O título do periódico chama a atenção. Remete às práticas necessárias a uma vida que se extinguiu. São os momentos que sucedem à morte, o fim da vida. O subtítulo, periodico recreativo, dá uma pista para começarmos a entender a escolha do título: fazer troça, brincar com os acontecimentos passados.

A informação de que o periódico é de propriedade de uns pândegos, confirma a tese. Palavra que caiu em desuso, significa brincalhões, engraçados. Um grupo de pessoas se reúnem, conforme informação do cabeçalho, 'redatores uma porção', para criar uma publicação que pretende ser um meio de distrair e fazer troça.

A Cremação foi impressa pela Typographia da Revista do Exercito Brazileiro, que estava localizada na rua da Alfandega, 268. Foi vendida por 40 réis e podia ser encontrada em locais denominados como as 'Agencias da Cremação': a charutaria localizada na rua do Lavradio, n. 41, e também em outra charutaria localizada no número 43 da mesma rua; no Largo de S. Francisco; em uma charutaria localizada junto à confeitaria do Largo da Lapa e na Praça da Constituição. Estes endereços aparecem relacionados no número 2, mas a cada novo exemplar são acrescidos outros postos de venda, o que permite deduzir que o periódico foi bem recebido pelo público leitor.

Podem ser consultados na Hemeroteca Digital os oito primeiros exemplares publicados. O número 8 é de setembro de 1883. Pesquisa realizada na web não encontrou qualquer informação sobre a existência de outros exemplares desse título, portanto, não é possível afirmar se teve continuidade.

Todos os fascículos de A Cremação possuíam quatro páginas divididas em três colunas, separadas por um fio simples. Não possui ilustrações.

Na Hemeroteca Digital o primeiro exemplar contém somente duas páginas. Possivelmente a folha que imprimiu as páginas três e quatro foi extraviada ou danificada.

Sem qualquer indicação de responsabilidade, um longo editorial apresentou informações sobre o que pretendiam os editores. Eis alguns excertos:
O jornalismo fluminense atravessa na actualidade uma phase realmente interessante.

Cada cidadão é publicista.

Cada jornaléco defende os interesses do seu redactor, queremos dizer, da patria.

Cada um é orgão moralisador, queremos dizer, propagandista.

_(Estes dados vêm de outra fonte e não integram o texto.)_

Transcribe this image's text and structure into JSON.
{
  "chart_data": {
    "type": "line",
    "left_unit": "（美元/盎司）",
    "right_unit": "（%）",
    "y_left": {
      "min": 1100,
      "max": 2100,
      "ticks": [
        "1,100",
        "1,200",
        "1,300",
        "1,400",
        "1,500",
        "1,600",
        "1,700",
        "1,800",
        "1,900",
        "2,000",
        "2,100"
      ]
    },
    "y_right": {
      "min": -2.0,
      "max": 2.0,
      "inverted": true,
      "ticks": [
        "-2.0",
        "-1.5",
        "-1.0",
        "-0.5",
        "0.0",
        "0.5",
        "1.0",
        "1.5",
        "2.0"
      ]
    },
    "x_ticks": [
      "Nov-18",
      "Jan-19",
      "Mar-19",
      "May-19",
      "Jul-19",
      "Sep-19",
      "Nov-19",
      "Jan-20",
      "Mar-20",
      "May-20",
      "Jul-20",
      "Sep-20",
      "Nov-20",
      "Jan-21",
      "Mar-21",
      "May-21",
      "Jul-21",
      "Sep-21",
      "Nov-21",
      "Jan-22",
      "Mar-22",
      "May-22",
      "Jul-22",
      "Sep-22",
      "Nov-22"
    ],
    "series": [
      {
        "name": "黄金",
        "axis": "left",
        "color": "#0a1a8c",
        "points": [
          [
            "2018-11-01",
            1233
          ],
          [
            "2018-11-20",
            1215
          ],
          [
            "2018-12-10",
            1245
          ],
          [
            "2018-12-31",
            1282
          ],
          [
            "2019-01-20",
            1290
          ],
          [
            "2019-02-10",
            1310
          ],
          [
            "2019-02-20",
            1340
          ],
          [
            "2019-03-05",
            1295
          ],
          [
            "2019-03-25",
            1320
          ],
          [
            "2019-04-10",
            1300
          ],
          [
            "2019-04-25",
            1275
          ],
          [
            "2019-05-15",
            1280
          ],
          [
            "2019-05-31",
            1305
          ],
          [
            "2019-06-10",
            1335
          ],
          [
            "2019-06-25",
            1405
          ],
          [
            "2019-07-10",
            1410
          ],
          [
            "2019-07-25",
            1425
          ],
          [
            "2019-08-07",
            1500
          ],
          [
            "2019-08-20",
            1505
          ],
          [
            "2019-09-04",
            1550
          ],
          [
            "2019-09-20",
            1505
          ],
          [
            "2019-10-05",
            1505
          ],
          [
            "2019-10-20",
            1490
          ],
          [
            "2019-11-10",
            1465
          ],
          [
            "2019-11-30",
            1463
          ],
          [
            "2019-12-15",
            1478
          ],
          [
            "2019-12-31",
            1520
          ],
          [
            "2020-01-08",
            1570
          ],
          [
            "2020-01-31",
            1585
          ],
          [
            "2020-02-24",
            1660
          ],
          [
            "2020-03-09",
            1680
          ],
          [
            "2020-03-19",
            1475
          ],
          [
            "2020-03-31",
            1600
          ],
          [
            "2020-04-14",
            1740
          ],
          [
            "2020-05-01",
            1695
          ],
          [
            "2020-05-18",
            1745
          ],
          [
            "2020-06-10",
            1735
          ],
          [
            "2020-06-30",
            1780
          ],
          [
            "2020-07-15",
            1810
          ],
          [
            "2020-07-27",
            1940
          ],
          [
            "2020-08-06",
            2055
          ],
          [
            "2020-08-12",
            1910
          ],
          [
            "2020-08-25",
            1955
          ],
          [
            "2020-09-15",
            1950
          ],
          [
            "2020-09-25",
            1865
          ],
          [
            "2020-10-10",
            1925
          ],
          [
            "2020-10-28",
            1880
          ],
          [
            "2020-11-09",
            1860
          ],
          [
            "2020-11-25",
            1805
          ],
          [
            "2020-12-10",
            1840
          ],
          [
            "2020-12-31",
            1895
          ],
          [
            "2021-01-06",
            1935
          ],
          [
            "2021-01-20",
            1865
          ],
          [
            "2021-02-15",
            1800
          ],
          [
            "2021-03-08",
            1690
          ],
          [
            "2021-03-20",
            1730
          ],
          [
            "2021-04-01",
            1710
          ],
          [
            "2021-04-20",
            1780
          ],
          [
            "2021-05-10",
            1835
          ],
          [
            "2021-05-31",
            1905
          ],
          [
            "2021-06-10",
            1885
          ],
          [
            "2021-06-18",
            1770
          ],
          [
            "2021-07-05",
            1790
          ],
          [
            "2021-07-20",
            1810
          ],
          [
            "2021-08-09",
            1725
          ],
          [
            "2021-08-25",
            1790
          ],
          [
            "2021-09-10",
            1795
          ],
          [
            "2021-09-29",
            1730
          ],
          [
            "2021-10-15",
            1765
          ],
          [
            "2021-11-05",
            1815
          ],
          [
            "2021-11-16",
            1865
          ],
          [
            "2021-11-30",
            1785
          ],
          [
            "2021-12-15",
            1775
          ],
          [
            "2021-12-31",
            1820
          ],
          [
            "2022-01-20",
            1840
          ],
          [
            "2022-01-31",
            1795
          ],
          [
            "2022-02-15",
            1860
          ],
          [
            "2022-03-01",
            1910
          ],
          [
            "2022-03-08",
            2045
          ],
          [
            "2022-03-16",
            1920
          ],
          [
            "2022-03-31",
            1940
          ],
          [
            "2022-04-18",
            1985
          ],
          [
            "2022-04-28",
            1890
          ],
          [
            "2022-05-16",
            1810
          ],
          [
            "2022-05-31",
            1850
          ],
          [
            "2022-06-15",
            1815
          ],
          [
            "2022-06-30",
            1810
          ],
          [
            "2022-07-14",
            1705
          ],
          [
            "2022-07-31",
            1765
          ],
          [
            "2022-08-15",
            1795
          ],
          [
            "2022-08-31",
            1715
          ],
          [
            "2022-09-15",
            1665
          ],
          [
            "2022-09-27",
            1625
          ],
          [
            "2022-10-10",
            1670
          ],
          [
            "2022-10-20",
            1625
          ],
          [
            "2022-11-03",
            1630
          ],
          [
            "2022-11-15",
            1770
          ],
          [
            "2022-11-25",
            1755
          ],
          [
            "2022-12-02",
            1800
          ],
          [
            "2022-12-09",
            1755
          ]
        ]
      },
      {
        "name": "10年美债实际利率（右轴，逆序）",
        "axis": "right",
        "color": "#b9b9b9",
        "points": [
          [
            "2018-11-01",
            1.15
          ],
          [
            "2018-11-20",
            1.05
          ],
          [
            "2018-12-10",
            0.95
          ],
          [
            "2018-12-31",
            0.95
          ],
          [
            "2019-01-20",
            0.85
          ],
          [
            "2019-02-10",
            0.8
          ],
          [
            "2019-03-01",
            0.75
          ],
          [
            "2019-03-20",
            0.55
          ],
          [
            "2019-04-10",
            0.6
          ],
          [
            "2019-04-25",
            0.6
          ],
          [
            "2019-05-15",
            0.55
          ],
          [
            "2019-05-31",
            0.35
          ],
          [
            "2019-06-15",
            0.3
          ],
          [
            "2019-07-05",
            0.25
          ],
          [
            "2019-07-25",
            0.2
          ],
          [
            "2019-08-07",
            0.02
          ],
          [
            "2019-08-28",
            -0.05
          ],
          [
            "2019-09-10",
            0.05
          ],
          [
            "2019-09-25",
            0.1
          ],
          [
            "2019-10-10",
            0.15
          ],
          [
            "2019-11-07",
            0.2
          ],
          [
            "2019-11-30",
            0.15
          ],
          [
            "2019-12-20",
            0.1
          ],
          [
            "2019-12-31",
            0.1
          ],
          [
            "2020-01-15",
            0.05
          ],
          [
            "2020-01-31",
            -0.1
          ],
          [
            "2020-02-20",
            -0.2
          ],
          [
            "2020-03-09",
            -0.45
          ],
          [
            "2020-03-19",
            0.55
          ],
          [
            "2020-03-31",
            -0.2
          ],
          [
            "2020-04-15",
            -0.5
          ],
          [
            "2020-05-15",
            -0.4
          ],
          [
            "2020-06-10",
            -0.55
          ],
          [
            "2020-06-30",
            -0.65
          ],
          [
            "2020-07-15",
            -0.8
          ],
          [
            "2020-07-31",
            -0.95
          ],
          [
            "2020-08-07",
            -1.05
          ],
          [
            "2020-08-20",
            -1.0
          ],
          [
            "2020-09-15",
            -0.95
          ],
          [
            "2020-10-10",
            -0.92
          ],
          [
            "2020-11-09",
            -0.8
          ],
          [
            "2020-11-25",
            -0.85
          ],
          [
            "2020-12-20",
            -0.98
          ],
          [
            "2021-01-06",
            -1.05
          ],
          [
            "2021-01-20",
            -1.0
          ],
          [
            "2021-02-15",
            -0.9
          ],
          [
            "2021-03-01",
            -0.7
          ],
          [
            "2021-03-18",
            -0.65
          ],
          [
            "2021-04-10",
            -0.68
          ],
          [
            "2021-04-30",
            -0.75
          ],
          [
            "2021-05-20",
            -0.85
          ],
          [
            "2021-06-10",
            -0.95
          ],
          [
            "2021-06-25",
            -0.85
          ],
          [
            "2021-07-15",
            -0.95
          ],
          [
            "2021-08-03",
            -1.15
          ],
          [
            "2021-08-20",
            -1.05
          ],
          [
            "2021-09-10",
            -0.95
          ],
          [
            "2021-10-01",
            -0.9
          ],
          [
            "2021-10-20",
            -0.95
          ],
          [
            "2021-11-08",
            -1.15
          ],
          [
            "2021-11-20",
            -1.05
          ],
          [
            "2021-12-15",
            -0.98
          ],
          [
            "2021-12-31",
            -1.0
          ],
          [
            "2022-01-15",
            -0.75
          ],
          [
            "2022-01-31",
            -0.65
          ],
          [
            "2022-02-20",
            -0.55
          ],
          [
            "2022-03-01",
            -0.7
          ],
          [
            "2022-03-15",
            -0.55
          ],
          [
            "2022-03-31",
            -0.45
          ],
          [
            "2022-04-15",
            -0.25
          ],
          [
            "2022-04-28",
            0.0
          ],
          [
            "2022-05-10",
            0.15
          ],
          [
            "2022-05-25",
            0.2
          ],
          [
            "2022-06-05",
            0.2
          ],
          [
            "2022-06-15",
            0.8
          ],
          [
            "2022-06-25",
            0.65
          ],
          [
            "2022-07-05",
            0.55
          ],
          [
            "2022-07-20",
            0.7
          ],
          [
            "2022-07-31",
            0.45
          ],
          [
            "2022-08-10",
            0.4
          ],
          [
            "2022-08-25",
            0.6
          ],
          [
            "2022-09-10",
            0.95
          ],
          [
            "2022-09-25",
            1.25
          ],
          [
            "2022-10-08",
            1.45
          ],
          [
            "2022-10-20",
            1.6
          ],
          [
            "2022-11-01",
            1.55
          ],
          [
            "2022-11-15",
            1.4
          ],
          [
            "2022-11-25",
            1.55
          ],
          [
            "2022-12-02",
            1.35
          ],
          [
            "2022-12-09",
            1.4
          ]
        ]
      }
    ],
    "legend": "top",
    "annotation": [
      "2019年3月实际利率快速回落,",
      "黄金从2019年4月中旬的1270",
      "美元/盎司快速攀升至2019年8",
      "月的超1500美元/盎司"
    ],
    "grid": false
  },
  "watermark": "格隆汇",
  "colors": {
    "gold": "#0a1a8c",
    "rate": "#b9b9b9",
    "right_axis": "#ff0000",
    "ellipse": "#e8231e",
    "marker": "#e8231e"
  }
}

Cada substantivo e até mesmo alguns neologismos já tem servido para rotulo!

Um dia que nasce é mais um que grita, e se espernêa, como unico e verdadeiro orgão do povo - esse ideal da verdade, da justiça, do desinteresse; mas... é tambem mais um que perece ao descambar silencioso do sol!...

A unica comparação que temos para elle é - a sociedade litteraria... [...]

E o leitor que inquestionavelmente já foi, é ou será jornalista, não criticará por certo o termos emprehendido publicar a Cremação.

Ora, a Cremação...

Inutil é dizer que o nosso jornaléco em todas as questões é o prototypo da imparcialidade.

Elle e o Apostolo são os unicos representantes da opinião publica. [...]

O nosso programma é o dos mais variados que o Brazil tem visto com os seus oculos de baêta.

Seguimos completamente o systema europeu.[...]

Agora, resta apenas nos apresentar.

Nós somos muitos - a flor da gente, está sabido...

Cada um de nós é proficiente n'uma materia scientifica.

Até temos um que é republicano e outro que é sapateiro.

Relatar as batalhas que temos dado na arena da imprensa é desabotoar a serie de triumphos que nos tem bafejado a fronte com o halito da gloria.

 A Cremação publicou poesias, charadas, enigmas, folhetins, e notícias de um modo geral, sempre com uma dose de humor. A maioria dos artigos não são anônimos. Os colaboradores que assinam seus textos são Augusto de Samesan e Hortencio Mello. Outros textos são assinados por letras ou pseudônimos.

O soneto a seguir é de Hortencio Mello e não tem título. Foi publicado no exemplar número seis, no dia 11 de agosto de 1883. Ao final do poema apenas o nome do autor, local e data: Rio, 1881.

Uma vez eu te vi, mas foi desgraça

Sonhei-te um mundo novo de poesia;

Mas na corolla de tua alma escassa

Libei só fel - em beijos de ambrozia!...

 

Ás tuas juras teu amor trahia,

Bebendo o vicio na espumosa taça

Do prazer e do gozo e da volupia,

Com a luz do teu olhar cansada e baça!

 

Me espalhaste caricias ás mãos cheias!

E meu sangue, meu Deus, em tuas veias

Eu deixara em dilirios censiaes!...

 

- Mas escutai a trahição é uma baixeza...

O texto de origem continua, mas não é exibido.